Release Date: 7th April 2017

Contents

Artists

Simone Lamsma (violin)
Netherlands Radio Philharmonic Orchestra

Conductors

James Gaffigan
Reinbert de Leeuw

Works

Gubaidulina, Sofia

Violin Concerto 'In tempus praesens'

Shostakovich, Dmitri

Violin Concerto no.1 in A minor, op.99

Artists

Simone Lamsma (violin)
Netherlands Radio Philharmonic Orchestra

Conductors

James Gaffigan
Reinbert de Leeuw

About

For her second Challenge Classics recording the Dutch violinist Simone Lamsma - one of the best soloists of the younger generation - features a daring but thoughtful coupling of two masterpieces from the 20th and 21st centuries: Shostakovich’s Violin Concerto No.1 and Gubaidulina’s ‘In tempus praesens’.

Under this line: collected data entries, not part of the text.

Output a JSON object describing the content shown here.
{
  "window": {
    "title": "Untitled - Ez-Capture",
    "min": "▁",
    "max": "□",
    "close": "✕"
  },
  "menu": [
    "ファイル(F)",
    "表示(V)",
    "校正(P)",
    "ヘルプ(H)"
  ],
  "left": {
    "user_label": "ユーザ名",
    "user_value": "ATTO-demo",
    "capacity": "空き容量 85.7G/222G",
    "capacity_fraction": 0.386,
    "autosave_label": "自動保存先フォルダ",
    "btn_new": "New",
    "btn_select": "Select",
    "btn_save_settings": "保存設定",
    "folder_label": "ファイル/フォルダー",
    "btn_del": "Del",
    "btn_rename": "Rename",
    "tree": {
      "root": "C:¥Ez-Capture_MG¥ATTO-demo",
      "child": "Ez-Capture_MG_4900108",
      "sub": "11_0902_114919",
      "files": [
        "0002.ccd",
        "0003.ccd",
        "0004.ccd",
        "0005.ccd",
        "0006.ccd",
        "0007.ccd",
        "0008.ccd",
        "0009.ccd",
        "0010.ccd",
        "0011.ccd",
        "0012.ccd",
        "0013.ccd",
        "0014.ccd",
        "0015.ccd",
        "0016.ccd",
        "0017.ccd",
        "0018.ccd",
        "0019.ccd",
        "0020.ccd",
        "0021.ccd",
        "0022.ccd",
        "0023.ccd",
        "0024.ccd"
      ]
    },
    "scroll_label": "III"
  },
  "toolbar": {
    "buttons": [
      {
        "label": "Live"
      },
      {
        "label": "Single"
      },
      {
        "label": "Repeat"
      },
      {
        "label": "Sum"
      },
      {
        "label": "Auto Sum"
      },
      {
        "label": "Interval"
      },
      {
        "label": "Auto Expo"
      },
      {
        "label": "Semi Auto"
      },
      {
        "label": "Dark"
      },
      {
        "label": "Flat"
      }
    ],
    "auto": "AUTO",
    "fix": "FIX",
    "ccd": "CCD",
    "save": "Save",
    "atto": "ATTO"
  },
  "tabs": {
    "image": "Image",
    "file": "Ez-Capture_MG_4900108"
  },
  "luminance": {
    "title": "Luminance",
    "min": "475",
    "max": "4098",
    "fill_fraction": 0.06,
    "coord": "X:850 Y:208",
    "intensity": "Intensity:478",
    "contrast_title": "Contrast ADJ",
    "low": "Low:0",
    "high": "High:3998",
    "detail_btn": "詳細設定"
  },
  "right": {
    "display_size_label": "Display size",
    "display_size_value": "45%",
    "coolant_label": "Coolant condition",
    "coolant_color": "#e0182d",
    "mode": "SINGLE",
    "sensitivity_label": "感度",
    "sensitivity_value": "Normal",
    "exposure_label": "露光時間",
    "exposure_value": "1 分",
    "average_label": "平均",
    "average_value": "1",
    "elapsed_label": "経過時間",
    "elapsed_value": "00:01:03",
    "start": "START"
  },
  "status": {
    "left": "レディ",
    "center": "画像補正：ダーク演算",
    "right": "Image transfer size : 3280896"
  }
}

The Netherlands Radio Philharmonic Orchestra is conducted by James Gaffigan (Shostakovich) and by Reinbert de Leeuw, one of the first Western Europeans in the 1980s to discover the greatness of Sofia Gubaidulina.

The structure of Shostakovich’s First Violin Concerto (1955) is particularly original, with a sequence of four movements - slow, fast, slow, fast. The opening movement (Nocturne) is a beautiful song, blossoming from a single melodic fragment. The Scherzo is biting and dazzlingly virtuosic. The ensuing Passacaglia is, quite simply, the pinnacle of this concerto; a masterpiece - mature, elegiac and highly lyrical. This is followed by a large-scale cadenza that forms a bridge to the finale, a Burlesque, in which the theme from the Passacaglia has one final, piercing reappearance.

Shortly after the premiere of Gubaidulina’s Offertorium (1981), the Swiss patron of the arts Paul Sacher asked her to compose a further violin concerto for the German soloist Anne-Sophie Mutter, but nothing came of this due to lack of time. It was only in 2007, eight years after Sacher’s death, that Gubaidulina completed In tempus praesens, which was premièred by Mutter at the Lucerne Festival. A work of extreme contrasts in which very deep, infernal passages are juxtaposed with extremely high, celestial episodes, it’s a spectacular concerto for the violinist, who plays virtually from start to finish with barely a chance to pause for breath. But the virtuosity demanded by the piece is never an end in itself.

“The surround recording from Challenge Classics stands out due to especially brilliant and powerful interpretations and a finely coordinated dialogue between the instruments. This is perfect harmony.”